Çağımız ile öncesi arasındaki en önemli farklardan biri budur. Zihinsel çatışmayı yapmayan toplumlar, gelişemezler. Zihinsel çatışmayı yapamadıklarından bedensel çatışırlar.
Türkiye'de ahlakı bozan en etkili unsur devleti yönetim biçimidir. Türkiye'de haksız kazançla zengin olmak, torpille işlere girmek gibi gayri ahlaki durumlar,toplumun ahlakını bozuyor. Kalitesini yok ediyor. Öğrenciler öğrenmekle meşgul olmuyor. Sonuçta işler bilgisizce yapılıyor .Negatif sonuçlar da ortada ve
hepimiz bunları yaşıyoruz.
Haksız kazanç siyasetle elde edildiğinden üilkede siyaset
çok değerli oluyor. Bu sorunlar çağdaş ahlakı olan ülkelerde
yoktur. Bizim de bir an önce çağdaș ahlakı ülkede egemen kılınmalı.

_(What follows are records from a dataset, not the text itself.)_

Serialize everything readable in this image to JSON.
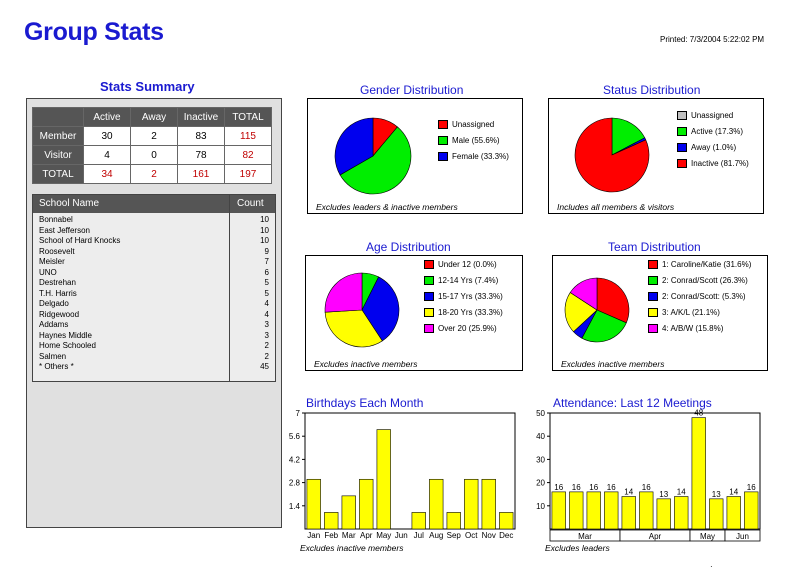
{
  "header": {
    "title": "Group Stats",
    "printed": "Printed: 7/3/2004 5:22:02 PM"
  },
  "stats_summary": {
    "title": "Stats Summary",
    "columns": [
      "",
      "Active",
      "Away",
      "Inactive",
      "TOTAL"
    ],
    "rows": [
      {
        "label": "Member",
        "values": [
          "30",
          "2",
          "83",
          "115"
        ]
      },
      {
        "label": "Visitor",
        "values": [
          "4",
          "0",
          "78",
          "82"
        ]
      },
      {
        "label": "TOTAL",
        "values": [
          "34",
          "2",
          "161",
          "197"
        ]
      }
    ]
  },
  "schools": {
    "header_name": "School Name",
    "header_count": "Count",
    "rows": [
      {
        "name": "Bonnabel",
        "count": "10"
      },
      {
        "name": "East Jefferson",
        "count": "10"
      },
      {
        "name": "School of Hard Knocks",
        "count": "10"
      },
      {
        "name": "Roosevelt",
        "count": "9"
      },
      {
        "name": "Meisler",
        "count": "7"
      },
      {
        "name": "UNO",
        "count": "6"
      },
      {
        "name": "Destrehan",
        "count": "5"
      },
      {
        "name": "T.H. Harris",
        "count": "5"
      },
      {
        "name": "Delgado",
        "count": "4"
      },
      {
        "name": "Ridgewood",
        "count": "4"
      },
      {
        "name": "Addams",
        "count": "3"
      },
      {
        "name": "Haynes Middle",
        "count": "3"
      },
      {
        "name": "Home Schooled",
        "count": "2"
      },
      {
        "name": "Salmen",
        "count": "2"
      },
      {
        "name": "* Others *",
        "count": "45"
      }
    ]
  },
  "chart_data": [
    {
      "type": "pie",
      "title": "Gender Distribution",
      "labels": [
        "Unassigned",
        "Male (55.6%)",
        "Female (33.3%)"
      ],
      "values": [
        11.1,
        55.6,
        33.3
      ],
      "colors": [
        "#ff0000",
        "#00ee00",
        "#0000ee"
      ],
      "note": "Excludes leaders & inactive members"
    },
    {
      "type": "pie",
      "title": "Status Distribution",
      "labels": [
        "Unassigned",
        "Active (17.3%)",
        "Away (1.0%)",
        "Inactive (81.7%)"
      ],
      "values": [
        0,
        17.3,
        1.0,
        81.7
      ],
      "colors": [
        "#c0c0c0",
        "#00ee00",
        "#0000ee",
        "#ff0000"
      ],
      "note": "Includes all members & visitors"
    },
    {
      "type": "pie",
      "title": "Age Distribution",
      "labels": [
        "Under 12 (0.0%)",
        "12-14 Yrs (7.4%)",
        "15-17 Yrs (33.3%)",
        "18-20 Yrs (33.3%)",
        "Over 20 (25.9%)"
      ],
      "values": [
        0,
        7.4,
        33.3,
        33.3,
        25.9
      ],
      "colors": [
        "#ff0000",
        "#00ee00",
        "#0000ee",
        "#ffff00",
        "#ff00ff"
      ],
      "note": "Excludes inactive members"
    },
    {
      "type": "pie",
      "title": "Team Distribution",
      "labels": [
        "1: Caroline/Katie (31.6%)",
        "2: Conrad/Scott (26.3%)",
        "2: Conrad/Scott: (5.3%)",
        "3: A/K/L (21.1%)",
        "4: A/B/W (15.8%)"
      ],
      "values": [
        31.6,
        26.3,
        5.3,
        21.1,
        15.8
      ],
      "colors": [
        "#ff0000",
        "#00ee00",
        "#0000ee",
        "#ffff00",
        "#ff00ff"
      ],
      "note": "Excludes inactive members"
    },
    {
      "type": "bar",
      "title": "Birthdays Each Month",
      "categories": [
        "Jan",
        "Feb",
        "Mar",
        "Apr",
        "May",
        "Jun",
        "Jul",
        "Aug",
        "Sep",
        "Oct",
        "Nov",
        "Dec"
      ],
      "values": [
        3,
        1,
        2,
        3,
        6,
        0,
        1,
        3,
        1,
        3,
        3,
        1
      ],
      "ylim": [
        0,
        7
      ],
      "yticks": [
        "1.4",
        "2.8",
        "4.2",
        "5.6",
        "7"
      ],
      "color": "#ffff00",
      "note": "Excludes inactive members"
    },
    {
      "type": "bar",
      "title": "Attendance: Last 12 Meetings",
      "values": [
        16,
        16,
        16,
        16,
        14,
        16,
        13,
        14,
        48,
        13,
        14,
        16
      ],
      "value_labels": [
        "16",
        "16",
        "16",
        "16",
        "14",
        "16",
        "13",
        "14",
        "48",
        "13",
        "14",
        "16"
      ],
      "month_groups": [
        {
          "label": "Mar",
          "count": 4
        },
        {
          "label": "Apr",
          "count": 4
        },
        {
          "label": "May",
          "count": 2
        },
        {
          "label": "Jun",
          "count": 2
        }
      ],
      "ylim": [
        0,
        50
      ],
      "yticks": [
        "10",
        "20",
        "30",
        "40",
        "50"
      ],
      "color": "#ffff00",
      "note": "Excludes leaders"
    }
  ]
}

Türkiye de bütün işlerin sonuç bölümünde asıl işi yapma topu hep başkasına atılır .Asıl iş yapması İçin kurulan kurum ve kuruluşlar sadece o işin yapılması İçin ayrılan hazır ödeneği alırlar, ama işin yapılması gereken kısmın da hiç kimse görevli değildir.işin bu sonuç üretme kısmı zor olan kısımdır .Bu düşünme boyutunda işimiz yoktur .işlerin para ve kol boyutun da varız ama kafa boyutun da yokuz bütün işlerimiz böyledir .Bu başkasının ürettiği hazırı satmaktır .Kendisinin fikir ürünü bulunmayanlar kendi insanını sömürüp zengin olmak amacıyla başkalarının fikirlerini satarlar esnaflığını işportacılığını yaparlar .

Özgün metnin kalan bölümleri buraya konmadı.